Als es passierte, saß ich gerade auf einem Schreibtischsessel vor Papas Computer und schaute mir gemeinsam mit meinem Bruder zum dritten Mal die Highlights des Classico an. Eigentlich mochte ich Fußball gar nicht so besonders, aber meinen Bruder. Den mochte ich so sehr, dass ich am liebsten jede freie Minute mit ihm verbrachte. Darum saß ich an diesem Tag auch vor dem PC, die Beine auf den Tisch gelegt, und guckte Highlights. Und genau in dem Moment, als Cristiano Ronaldo einen Freistoß aus 30 Metern Entfernung ans Lattenkreuz schoss, fiel ich vom Sessel. Bumm. Ganz plötzlich, ohne jegliche Vorwarnung.
Mein Bruder hat zuerst gedacht, ich mache einen blöden Scherz. "Du bist wohl ein bisschen zurückgeblieben", hat er kopfschüttelnd gesagt. Weil es mir beim dritten Mal ansehen einfiel, aus Trauer über die vergebene Chance zu Boden zu sinken. Und das, wo das Spiel schon gestern Abend war. Und überhaupt hätte ich mich ja freuen sollen, schließlich war Barcelona meine Lieblingsmannschaft. Das hat mein Bruder vor ein paar Jahren für mich beschlossen.

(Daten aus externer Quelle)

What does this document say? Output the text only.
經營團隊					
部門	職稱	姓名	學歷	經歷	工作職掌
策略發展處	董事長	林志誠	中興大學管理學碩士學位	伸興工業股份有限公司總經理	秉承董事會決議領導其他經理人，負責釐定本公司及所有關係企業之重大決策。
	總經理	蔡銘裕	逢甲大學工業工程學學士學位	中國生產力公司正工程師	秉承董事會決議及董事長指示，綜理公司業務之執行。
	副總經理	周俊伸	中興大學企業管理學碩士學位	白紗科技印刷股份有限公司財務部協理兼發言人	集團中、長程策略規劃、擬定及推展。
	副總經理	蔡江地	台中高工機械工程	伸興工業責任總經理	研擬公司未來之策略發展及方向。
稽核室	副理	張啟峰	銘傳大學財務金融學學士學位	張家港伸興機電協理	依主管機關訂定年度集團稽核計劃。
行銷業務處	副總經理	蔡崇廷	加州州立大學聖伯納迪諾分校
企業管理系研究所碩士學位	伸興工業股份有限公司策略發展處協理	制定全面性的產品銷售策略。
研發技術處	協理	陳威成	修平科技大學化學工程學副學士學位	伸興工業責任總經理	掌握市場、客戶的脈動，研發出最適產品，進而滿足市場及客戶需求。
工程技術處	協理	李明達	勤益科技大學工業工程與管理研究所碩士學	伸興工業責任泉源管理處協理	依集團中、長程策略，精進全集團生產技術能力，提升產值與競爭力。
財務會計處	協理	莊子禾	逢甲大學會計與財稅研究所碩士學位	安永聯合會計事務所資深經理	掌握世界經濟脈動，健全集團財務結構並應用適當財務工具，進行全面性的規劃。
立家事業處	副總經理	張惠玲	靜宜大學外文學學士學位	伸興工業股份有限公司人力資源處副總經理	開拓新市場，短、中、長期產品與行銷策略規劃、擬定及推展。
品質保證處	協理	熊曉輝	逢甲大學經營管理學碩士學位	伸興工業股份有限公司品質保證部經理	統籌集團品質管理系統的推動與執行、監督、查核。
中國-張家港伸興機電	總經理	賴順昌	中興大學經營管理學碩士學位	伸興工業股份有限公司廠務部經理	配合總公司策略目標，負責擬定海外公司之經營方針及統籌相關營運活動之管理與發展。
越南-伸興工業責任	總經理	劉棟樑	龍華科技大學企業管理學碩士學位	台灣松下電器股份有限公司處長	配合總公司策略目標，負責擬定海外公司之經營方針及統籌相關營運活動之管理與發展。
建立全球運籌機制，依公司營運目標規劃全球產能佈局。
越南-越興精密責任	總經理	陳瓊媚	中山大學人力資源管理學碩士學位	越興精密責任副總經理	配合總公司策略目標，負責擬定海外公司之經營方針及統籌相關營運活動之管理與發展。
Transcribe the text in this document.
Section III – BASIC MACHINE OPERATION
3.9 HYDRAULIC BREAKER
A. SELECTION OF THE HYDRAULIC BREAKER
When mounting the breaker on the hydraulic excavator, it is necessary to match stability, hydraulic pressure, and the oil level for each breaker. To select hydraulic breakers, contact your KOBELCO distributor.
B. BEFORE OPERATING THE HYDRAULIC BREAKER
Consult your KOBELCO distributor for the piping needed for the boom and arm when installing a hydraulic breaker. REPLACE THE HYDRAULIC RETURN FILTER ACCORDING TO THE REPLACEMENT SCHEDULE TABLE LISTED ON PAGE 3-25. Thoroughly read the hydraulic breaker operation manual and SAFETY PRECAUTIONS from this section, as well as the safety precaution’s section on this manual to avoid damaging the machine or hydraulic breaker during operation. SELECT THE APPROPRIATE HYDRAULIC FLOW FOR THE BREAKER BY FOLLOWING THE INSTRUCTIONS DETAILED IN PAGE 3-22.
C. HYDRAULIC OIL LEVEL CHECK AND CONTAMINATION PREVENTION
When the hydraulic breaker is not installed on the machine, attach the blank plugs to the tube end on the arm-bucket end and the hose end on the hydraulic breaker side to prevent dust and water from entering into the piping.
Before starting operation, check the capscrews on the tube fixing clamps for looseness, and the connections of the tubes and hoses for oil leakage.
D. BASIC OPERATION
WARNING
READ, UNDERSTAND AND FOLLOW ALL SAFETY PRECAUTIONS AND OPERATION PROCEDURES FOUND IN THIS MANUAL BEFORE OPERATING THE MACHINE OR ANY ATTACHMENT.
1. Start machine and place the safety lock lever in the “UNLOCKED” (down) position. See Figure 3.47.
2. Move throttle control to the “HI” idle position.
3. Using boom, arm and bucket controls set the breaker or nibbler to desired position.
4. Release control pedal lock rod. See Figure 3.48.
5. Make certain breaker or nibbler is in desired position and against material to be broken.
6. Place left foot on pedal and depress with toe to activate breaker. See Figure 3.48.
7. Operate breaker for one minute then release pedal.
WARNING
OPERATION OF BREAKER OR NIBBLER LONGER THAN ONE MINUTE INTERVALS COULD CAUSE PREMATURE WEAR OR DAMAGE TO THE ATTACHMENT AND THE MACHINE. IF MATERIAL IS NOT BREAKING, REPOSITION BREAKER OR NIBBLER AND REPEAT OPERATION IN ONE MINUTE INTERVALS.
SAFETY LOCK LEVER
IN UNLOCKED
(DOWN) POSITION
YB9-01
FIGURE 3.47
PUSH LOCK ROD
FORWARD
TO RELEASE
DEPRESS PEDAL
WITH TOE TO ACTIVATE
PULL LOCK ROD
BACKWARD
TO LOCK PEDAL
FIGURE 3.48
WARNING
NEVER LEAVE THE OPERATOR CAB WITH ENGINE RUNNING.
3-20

Als ich darauf nichts sagte und mich auch nicht rührte, sagte er: "Jetzt ist es endgültig an der Zeit, dass sie in eine geschlossene Anstalt kommt". Und dabei lachte er. Als ich nach zweieinhalb Minuten noch immer nicht aufgestanden war, und mich außerdem übergeben hatte, hat mein Bruder dann doch ziemlich Angst gekriegt und nach Mama geschrieen. Aber die war in ein Gespräch mit ihren Freundinnen vertieft und hat zurückgebrüllt, dass sie gerade echt keine Zeit hatte. Also hat mein Bruder den Krankenwagen gerufen, und der ist dann auch gekommen, mit ein paar Rettungsleuten, die mich reanimierten. Als Mama sie ins Haus laufen sah, hatte sie dann doch plötzlich Zeit, sich gemeinsam mit ihren Freundinnen in die Tür zum Arbeitszimmer zu stellen und hysterisch zu kreischen.
Das alles hat mir mein Bruder gerade erzählt. Jetzt lag ich auf dem Krankenbett und lachte und lachte, obwohl das ziemlich wehtat in den drei Rippen, die mir der Notarzt bei der Reanimation gebrochen hatte.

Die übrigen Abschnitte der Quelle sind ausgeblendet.